A confronto con quell’immenso serbatoio di ricchezze che abbiamo incontrato precedentemente, percorrendo il tempo storico in tutte le epoche dall’antichità fino al passato più recente, abbiamo riscontrato fenomeni nuovi. I prodotti delle costruzioni umane dell’epoca contemporanea sembrano obbedire a leggi diverse da quelle che abbiamo conosciuto nel corso della storia di millenni.
I “corpi” costruiti non hanno più “scala umana” e non sono più antropomorfi. I modelli di sviluppo sono quelli di una crescita non più organica e misurata, ma seriale e potenzialmente infinita. Gli interventi non appaiono più proporzionati ai territori ed ai luoghi, e caratterizzati da identità culturali, ma vengono attuati ovunque in modi uniformi, ripetitivi, e tendenti all’appiattimento del mondo. Tutto ciò accade pagando un prezzo altissimo in termini di sofferenze umane (politiche, economiche, sociali, culturali) e consumo di energie e risorse non rinnovabili del pianeta terra.
In questo scenario, l’architettura sembra doversi ridurre ad uno spettacolo pirotecnico, libero da ogni responsabilità antropologica e ambientale, da mettere in scena al fine esclusivo di celebrare il mercato ed il potere.
«Mai come adesso l’architettura è di moda.
Nelle riviste, nei quotidiani, in televisione le opere delle superstars dell’architettura sono oggetto della curiosità di lettori che prima erano completamente digiuni in materia.
Eppure mai come adesso l’architettura è lontana dall’interesse pubblico: incide poco e male sul miglioramento della vita della gente. A volte ne peggiora le condizioni dell’abitare.

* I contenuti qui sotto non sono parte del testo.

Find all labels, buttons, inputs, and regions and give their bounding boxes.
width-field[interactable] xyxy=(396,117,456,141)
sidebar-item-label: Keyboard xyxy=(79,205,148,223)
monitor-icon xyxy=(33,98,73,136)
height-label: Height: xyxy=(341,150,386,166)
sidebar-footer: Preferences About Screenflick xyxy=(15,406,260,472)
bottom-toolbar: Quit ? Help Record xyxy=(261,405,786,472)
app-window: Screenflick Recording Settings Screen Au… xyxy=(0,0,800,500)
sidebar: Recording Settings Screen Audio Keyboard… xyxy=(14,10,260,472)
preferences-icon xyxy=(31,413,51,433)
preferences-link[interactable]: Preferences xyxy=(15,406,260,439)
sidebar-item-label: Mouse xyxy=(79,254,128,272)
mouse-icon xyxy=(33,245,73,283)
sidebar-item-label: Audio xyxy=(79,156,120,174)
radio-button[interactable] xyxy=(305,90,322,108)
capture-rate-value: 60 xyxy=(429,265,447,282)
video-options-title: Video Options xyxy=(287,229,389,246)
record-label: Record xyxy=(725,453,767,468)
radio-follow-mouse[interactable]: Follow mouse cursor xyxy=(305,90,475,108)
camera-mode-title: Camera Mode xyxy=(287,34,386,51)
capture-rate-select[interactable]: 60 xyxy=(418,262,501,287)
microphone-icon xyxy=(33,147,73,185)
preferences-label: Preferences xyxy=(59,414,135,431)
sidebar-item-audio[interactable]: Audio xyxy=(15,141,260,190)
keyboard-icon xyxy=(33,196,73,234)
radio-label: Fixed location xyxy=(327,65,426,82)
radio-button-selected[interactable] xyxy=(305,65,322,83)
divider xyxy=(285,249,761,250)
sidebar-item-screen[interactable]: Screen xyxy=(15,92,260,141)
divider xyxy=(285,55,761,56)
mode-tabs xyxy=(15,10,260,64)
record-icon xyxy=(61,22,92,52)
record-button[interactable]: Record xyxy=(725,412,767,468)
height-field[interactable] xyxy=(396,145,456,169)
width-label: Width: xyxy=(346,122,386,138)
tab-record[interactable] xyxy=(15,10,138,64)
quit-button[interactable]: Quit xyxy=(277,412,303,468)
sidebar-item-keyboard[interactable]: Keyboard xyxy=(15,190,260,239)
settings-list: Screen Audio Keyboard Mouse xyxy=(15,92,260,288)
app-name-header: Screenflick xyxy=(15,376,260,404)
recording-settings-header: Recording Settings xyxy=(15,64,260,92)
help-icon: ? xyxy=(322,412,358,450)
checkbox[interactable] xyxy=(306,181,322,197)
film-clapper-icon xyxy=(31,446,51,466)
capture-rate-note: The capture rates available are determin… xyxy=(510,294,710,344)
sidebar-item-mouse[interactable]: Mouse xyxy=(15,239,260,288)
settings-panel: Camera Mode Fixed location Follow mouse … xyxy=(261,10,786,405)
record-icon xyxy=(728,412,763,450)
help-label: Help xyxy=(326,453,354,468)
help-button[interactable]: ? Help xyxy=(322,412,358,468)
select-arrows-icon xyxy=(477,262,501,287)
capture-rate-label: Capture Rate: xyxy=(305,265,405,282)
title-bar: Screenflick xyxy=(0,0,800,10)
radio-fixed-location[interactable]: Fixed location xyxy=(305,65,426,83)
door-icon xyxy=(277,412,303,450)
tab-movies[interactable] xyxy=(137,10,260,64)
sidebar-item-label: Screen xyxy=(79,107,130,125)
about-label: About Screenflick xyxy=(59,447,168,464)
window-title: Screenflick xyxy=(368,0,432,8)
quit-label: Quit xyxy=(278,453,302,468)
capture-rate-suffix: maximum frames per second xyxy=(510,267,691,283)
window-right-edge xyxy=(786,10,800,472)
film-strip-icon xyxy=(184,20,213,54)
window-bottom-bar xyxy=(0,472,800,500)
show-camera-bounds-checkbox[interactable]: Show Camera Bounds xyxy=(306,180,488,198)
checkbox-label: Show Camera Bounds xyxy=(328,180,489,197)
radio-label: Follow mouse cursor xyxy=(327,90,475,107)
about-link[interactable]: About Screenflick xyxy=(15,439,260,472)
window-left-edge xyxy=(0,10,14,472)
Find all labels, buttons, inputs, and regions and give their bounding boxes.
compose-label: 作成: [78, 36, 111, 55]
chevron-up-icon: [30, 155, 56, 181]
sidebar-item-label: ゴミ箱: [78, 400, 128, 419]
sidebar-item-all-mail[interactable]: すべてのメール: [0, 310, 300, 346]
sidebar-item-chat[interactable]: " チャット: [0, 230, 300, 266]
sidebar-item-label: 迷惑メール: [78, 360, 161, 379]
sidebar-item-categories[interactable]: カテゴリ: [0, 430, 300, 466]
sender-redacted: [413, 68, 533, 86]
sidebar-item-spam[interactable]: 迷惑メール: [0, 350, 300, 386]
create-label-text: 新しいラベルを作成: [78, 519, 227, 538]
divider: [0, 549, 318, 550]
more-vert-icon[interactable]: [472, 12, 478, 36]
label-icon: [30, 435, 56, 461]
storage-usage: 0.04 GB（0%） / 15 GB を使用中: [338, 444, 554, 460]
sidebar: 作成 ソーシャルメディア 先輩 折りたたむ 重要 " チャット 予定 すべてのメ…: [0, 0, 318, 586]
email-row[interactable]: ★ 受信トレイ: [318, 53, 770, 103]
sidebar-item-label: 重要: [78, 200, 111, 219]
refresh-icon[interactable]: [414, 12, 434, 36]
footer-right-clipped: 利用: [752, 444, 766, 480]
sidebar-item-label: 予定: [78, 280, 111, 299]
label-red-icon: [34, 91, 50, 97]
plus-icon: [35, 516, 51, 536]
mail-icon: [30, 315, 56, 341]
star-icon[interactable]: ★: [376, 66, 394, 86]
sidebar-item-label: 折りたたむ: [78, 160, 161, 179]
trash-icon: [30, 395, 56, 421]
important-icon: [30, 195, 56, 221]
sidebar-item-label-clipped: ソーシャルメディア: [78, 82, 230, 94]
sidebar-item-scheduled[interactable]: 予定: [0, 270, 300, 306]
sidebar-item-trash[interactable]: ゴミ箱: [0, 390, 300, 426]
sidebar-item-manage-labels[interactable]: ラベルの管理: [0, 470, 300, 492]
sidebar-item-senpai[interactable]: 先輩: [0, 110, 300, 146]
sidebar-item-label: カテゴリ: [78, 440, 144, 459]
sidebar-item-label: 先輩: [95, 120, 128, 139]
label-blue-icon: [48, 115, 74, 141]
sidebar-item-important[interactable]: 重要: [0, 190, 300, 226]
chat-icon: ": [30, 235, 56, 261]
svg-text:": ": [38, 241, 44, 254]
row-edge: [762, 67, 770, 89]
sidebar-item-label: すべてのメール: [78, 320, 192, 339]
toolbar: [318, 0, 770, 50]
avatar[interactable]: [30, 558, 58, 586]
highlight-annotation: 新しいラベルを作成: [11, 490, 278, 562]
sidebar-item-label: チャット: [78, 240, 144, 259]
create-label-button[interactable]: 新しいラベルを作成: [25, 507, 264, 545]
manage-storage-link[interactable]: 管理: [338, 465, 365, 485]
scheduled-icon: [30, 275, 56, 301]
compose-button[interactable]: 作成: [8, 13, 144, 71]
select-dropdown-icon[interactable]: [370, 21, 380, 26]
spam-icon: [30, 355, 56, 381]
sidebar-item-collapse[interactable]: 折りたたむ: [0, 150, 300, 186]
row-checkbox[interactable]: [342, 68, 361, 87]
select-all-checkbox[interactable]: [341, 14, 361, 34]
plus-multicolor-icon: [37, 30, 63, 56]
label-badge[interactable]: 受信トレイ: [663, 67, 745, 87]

Questo accade perché l’architettura è diventata un gioco autereferenziale, tutta incentrata sulla “firma”, sulla “genialità” del singolo architetto, genialità che è quotata nella borsa della moda al pari di qualunque brand.
Gli architetti si rifugiano in una artisticità che li esclude da qualunque responsabilità. Purtroppo ad essi spesso viene affidata la trasformazione di interi pezzi di città. Trasformazioni che spesso compiono con incompetenza, superficialità e convinti che si tratti di un gioco formale.
Ma le città funzionano diversamente. Sono il territorio profondo si cui agisce l’inconscio collettivo, sono il luogo delle appartenenze e dei conflitti.
…
Abbandonare le archistar al loro egoismo… Accettare che l’architettura abbia esaurito la sua funzione. Oggi c’è bisogno d’altro».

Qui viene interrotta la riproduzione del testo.